La bibliothèque libre.
Imprimerie de Firmin Didot frères (Tome 2p. 97-100).

CHAPITRE II.



MONOLOGUE DE JONES.

Le lendemain matin, Jones reçut, avec ses effets, la réponse suivante à sa lettre.

« Monsieur,

« Mon oncle me charge de vous mander, que ne s’étant déterminé au parti qu’il a pris à votre égard, qu’après de mûres réflexions, et la preuve manifeste de votre indigne conduite, vous chercheriez en vain à ébranler sa résolution. Il s’étonne que vous ayez l’audace de lui écrire, que vous renoncez à une jeune personne, sur laquelle vous n’auriez jamais élevé de prétentions, si vous aviez songé à l’immense intervalle que la naissance et la fortune ont mis entre elle et vous. Mon oncle m’ordonne encore de vous dire, que la seule marque d’obéissance qu’il exige de vous, c’est que vous quittiez à l’instant le pays. Je ne saurois finir, sans vous recommander, en bon chrétien, de travailler sérieusement à votre conversion. Puissiez-vous obtenir à cet effet la grace du ciel ! c’est le vœu sincère de votre humble serviteur,

« W. Blifil. »

Cette lettre excita dans le cœur de notre héros, mille mouvements impétueux et contraires. Après un long combat, les sentiments tendres l’emportèrent sur la colère et sur l’indignation, et un torrent de larmes salutaires le sauva, selon toute apparence, du désespoir ou de la folie.
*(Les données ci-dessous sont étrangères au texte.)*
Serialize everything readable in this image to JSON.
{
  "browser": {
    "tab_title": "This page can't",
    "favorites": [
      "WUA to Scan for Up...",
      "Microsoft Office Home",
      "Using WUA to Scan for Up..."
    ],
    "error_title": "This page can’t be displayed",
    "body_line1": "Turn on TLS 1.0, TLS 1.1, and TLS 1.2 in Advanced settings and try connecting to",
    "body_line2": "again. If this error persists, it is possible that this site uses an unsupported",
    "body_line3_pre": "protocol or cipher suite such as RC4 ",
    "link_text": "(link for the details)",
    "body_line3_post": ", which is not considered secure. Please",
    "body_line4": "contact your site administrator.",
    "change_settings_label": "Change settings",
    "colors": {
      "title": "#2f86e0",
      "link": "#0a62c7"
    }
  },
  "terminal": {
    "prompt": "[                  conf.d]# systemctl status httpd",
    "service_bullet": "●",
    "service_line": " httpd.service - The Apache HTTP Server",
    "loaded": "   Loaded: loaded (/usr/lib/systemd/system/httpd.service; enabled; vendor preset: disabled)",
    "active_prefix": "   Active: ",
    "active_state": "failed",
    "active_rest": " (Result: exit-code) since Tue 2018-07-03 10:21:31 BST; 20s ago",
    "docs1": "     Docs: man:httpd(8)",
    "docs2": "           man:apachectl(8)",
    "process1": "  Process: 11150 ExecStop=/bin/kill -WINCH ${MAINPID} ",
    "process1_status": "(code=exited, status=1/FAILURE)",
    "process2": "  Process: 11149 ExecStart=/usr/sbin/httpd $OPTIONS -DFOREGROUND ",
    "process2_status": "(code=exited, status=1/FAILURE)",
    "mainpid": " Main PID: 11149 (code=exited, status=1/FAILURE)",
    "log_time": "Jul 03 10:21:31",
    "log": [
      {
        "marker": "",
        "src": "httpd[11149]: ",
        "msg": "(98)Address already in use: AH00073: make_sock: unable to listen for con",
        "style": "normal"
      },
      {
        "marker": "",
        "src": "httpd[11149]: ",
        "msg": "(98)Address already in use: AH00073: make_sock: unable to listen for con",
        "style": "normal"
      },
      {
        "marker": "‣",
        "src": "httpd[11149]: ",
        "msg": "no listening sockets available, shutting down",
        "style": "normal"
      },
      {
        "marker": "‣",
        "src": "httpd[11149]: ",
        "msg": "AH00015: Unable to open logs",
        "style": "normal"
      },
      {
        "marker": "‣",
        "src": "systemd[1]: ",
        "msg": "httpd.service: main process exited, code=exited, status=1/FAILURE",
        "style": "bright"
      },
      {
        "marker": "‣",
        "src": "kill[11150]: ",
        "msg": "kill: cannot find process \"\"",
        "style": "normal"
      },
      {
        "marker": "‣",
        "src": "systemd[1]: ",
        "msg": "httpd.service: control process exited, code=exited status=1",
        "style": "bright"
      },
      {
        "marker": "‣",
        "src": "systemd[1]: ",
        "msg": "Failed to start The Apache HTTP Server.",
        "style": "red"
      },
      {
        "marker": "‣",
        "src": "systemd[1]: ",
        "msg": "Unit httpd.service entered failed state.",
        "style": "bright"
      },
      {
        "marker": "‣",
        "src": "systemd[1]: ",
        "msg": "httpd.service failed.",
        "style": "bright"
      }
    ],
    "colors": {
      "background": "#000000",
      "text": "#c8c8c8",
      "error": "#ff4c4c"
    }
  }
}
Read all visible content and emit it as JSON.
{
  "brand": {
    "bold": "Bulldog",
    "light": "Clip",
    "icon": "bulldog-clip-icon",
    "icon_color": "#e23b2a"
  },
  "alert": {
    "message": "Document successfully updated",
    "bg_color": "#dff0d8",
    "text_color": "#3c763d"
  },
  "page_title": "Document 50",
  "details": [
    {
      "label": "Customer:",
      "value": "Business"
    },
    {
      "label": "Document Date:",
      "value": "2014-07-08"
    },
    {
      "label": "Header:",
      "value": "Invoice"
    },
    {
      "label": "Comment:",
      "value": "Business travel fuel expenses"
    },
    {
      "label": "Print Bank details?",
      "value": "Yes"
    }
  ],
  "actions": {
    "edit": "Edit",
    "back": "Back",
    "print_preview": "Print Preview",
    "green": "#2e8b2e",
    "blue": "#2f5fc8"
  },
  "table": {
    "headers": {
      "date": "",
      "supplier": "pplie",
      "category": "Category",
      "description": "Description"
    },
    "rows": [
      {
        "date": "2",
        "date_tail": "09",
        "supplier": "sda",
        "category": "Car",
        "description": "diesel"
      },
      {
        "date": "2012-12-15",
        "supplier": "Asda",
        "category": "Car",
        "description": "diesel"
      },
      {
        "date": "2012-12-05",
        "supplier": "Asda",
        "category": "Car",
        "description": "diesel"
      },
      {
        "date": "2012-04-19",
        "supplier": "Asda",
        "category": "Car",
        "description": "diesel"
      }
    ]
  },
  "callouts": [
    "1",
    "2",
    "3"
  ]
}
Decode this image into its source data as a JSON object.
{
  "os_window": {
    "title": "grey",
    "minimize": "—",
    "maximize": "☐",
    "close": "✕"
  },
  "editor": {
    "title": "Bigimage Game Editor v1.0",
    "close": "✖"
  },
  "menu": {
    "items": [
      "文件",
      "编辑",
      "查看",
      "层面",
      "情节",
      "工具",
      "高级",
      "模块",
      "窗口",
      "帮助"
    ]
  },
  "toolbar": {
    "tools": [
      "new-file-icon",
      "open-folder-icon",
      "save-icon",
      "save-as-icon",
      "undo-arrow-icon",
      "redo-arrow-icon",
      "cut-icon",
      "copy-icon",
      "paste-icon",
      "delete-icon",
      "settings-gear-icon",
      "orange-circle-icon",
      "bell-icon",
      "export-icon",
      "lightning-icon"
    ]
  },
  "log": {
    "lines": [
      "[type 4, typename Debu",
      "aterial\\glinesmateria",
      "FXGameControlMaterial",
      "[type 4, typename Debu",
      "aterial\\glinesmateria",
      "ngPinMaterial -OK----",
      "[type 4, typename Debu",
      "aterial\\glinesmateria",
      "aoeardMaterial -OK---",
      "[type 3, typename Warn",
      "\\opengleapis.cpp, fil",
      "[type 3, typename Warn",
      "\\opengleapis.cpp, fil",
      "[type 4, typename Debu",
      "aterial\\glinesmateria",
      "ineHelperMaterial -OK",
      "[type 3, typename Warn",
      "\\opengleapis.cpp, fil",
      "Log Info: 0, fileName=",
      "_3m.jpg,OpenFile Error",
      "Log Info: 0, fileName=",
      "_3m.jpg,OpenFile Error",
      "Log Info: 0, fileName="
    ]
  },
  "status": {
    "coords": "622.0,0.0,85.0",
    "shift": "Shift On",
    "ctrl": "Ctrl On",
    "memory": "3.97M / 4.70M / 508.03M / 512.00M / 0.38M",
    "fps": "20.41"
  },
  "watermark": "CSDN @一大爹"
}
Mais bientôt honteux de sa foiblesse, « Eh bien ! s’écria-t-il, donnons à M. Allworthy la seule marque d’obéissance qu’il exige, partons à l’instant……… Où aller ?… peu importe, que le hasard en décide. Aussi bien, puisque personne ne s’intéresse à mon triste sort, j’y veux être moi-même indifférent. M’occuperai-je seul de ce que nul autre……… Que dis-je ? n’ai-je pas lieu de penser qu’une femme adorée, une femme digne des hommages de l’univers…… Oui, je puis, je dois croire que ma Sophie n’est point insensible à mes peines. Abandonnerai-je cette unique amie ? et quelle amie ! Ah ! plutôt, revolons auprès d’elle……… Mais quoi ! tous les chemins ne me sont-ils pas fermés ? quand ses vœux d’ailleurs répondroient aux miens, le moyen de la voir, sans l’exposer au courroux de son père ? Et comment, pourquoi la voir ?……… Pour la solliciter de consentir à sa ruine ? Aurai-je la cruauté de satisfaire ma passion à ce prix ? Irai-je me cacher autour du château, comme un vil brigand, pour exécuter des desseins criminels ? Non, cette pensée me fait horreur. Adieu Sophie, adieu la plus aimable, la plus aimée des femmes ! » Ici la douleur lui ferma la bouche, et ses pleurs recommencèrent à couler.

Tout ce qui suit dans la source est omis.